Aléxia ergueu o olhar, soprando o ar. 

— Depende. Você vai me contar a verdade sobre os motivos que a levaram a forçar a presença de Nicole nesta viagem e em outras ocasiões antes disso? 

Quanto mais pensava sobre o dia ao lado de Nicole e nas mudanças que observou nela, mais tinha certeza de que Vivian sabia de algo. Depois daquele beijo, suas dúvidas sobre Nicole aumentaram, deixando-a com dor de cabeça de tanto pensar nela. 

A amiga deu de ombros e se acomodou ao seu lado. 

Aléxia estava jogada em um banco, na varanda que circundava a casa. Tinha um olhar meio perdido e os cabelos úmidos pelo banho recente, que tomou no quarto da mãe, pois não queria conversar com Nicole naquele momento em que se encontrava uma pilha de nervos pelo que ela tinha feito. Então, aproveitou o banho dela para pegar suas roupas rapidamente e sair, esbarrando em Mateus no corredor. 

O amigo lhe deu um sorrisinho amarelo e entrou no quarto, aboletando-se na cama, como se fosse dono do lugar. 

— Que foi? Ela não beija bem? — Vivian brincou e a amiga a fitou com tanta fúria que, se fosse possível, teria virado pó. 

Exalou e tomou a mão dela, ignorando o muxoxo que fez. Notou a mão fria e ligeiramente trêmula. Não precisava de palavras para saber que tinha se deixado mergulhar em seus medos, anseios e dúvidas. Principalmente, depois que Nicole a beijou. 

— Só posso te oferecer a verdade que me cabe. 

Afastou-se para olhá-la melhor. 

— A procurei depois que você me deixou conversando com a porta, após aquela noite no bar. Conversamos por um bom tempo em que ela me falou das coisas que fez com você, do quanto estava arrependida e queria o seu perdão. Foi por isso que forcei sua presença. Acho que ela precisa lhe contar certas coisas e você precisa saber delas. Todo o resto, foi culpa sua e só pensei em te ajudar. 

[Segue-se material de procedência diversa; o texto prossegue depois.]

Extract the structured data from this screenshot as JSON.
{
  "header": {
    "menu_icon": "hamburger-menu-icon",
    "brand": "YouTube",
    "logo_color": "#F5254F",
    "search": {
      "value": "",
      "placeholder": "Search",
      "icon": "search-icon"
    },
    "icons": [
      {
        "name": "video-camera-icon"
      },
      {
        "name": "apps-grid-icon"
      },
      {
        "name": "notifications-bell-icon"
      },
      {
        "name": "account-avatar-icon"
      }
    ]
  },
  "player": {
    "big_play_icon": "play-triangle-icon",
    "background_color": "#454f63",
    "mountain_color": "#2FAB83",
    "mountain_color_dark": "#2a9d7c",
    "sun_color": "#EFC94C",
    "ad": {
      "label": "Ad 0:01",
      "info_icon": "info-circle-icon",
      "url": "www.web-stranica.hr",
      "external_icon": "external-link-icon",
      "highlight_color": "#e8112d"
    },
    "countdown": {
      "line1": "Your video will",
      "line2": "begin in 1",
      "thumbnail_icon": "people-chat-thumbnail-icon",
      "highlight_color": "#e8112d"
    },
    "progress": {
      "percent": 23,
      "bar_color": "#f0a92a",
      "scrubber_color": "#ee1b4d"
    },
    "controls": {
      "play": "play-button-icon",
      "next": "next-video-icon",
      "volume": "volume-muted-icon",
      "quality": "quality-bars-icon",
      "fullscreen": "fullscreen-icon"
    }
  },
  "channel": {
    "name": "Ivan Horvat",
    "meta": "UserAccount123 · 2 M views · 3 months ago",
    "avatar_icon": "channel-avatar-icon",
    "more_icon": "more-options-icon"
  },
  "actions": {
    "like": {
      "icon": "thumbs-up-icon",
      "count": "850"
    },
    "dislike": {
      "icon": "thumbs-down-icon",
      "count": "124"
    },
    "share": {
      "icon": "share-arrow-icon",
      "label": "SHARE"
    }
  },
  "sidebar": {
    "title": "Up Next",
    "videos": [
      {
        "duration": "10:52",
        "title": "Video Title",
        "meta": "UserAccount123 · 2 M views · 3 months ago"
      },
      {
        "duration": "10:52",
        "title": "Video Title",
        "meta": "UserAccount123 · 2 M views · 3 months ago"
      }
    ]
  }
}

Ela piscou focalizando seu rosto pela primeira vez, desde que sentou. 

— O que ela te contou? 

— Não é minha história, Alê. Deixe que Nicole conte quando chegar o momento. 

À contragosto, a moça balançou a cabeça, concordando. Contudo, não podia se privar daquela curiosidade e da confusão de sentimentos para a qual as atitudes de Nicole a arrastaram. 

O jantar estava sendo servido em baixo da jaqueira, novamente. Admiraram o vai e vem de pessoas por algum tempo, unidas pelas mãos. Vivian fazia um carinho singelo na amiga, questionando-se o quanto aquele beijo a tocou. Pelo modo como Aléxia parecia ausente, foi muito mais do que deixava transparecer. 

— Ao longo deste dia e antes disso, também, ela falou algumas coisas. Deu a entender outras, me enchendo de dúvidas. Então, me beijou. — Passou os dedos sobre os lábios; ainda sentia o gosto e o calor de Nicole neles. — Aquela mulher não podia ficar na mesma sala que eu sem demonstrar todo o seu desprezo e, agora, me beija. Estou falando de um beijo de verdade; um beijo de tirar o fôlego! 

— Um beijo que mexeu muito contigo, pelo visto — pontuou o óbvio. 

— Não mexeria com você, se estivesse em meu lugar? 

A amiga assentiu. Com certeza, ficaria desnorteada. 

— Vivi, a Nicole é gay? — Passou a mão pelos cabelos, desalinhando-os. — Porque se ela for, acreditarei que enlouqueci. 

Vivian riu alto. Perguntando-se se devia ou não contar o que viu meses antes. 

— Se ela é ou não, vocês formam um casal muito bonito! — Provocou. 

Aléxia revirou os olhos. 

— Não começa — suspirou, irritada. 

— Eu não sei mesmo, Alê. 

Era verdade. Nicole nunca lhe disse algo definitivo quanto a sua sexualidade, apenas revelou o que sentia por sua amiga e que tinha envolvimento com algumas mulheres, que queria conquistá-la e namorá-la, mas nunca se definiu como uma coisa ou outra. 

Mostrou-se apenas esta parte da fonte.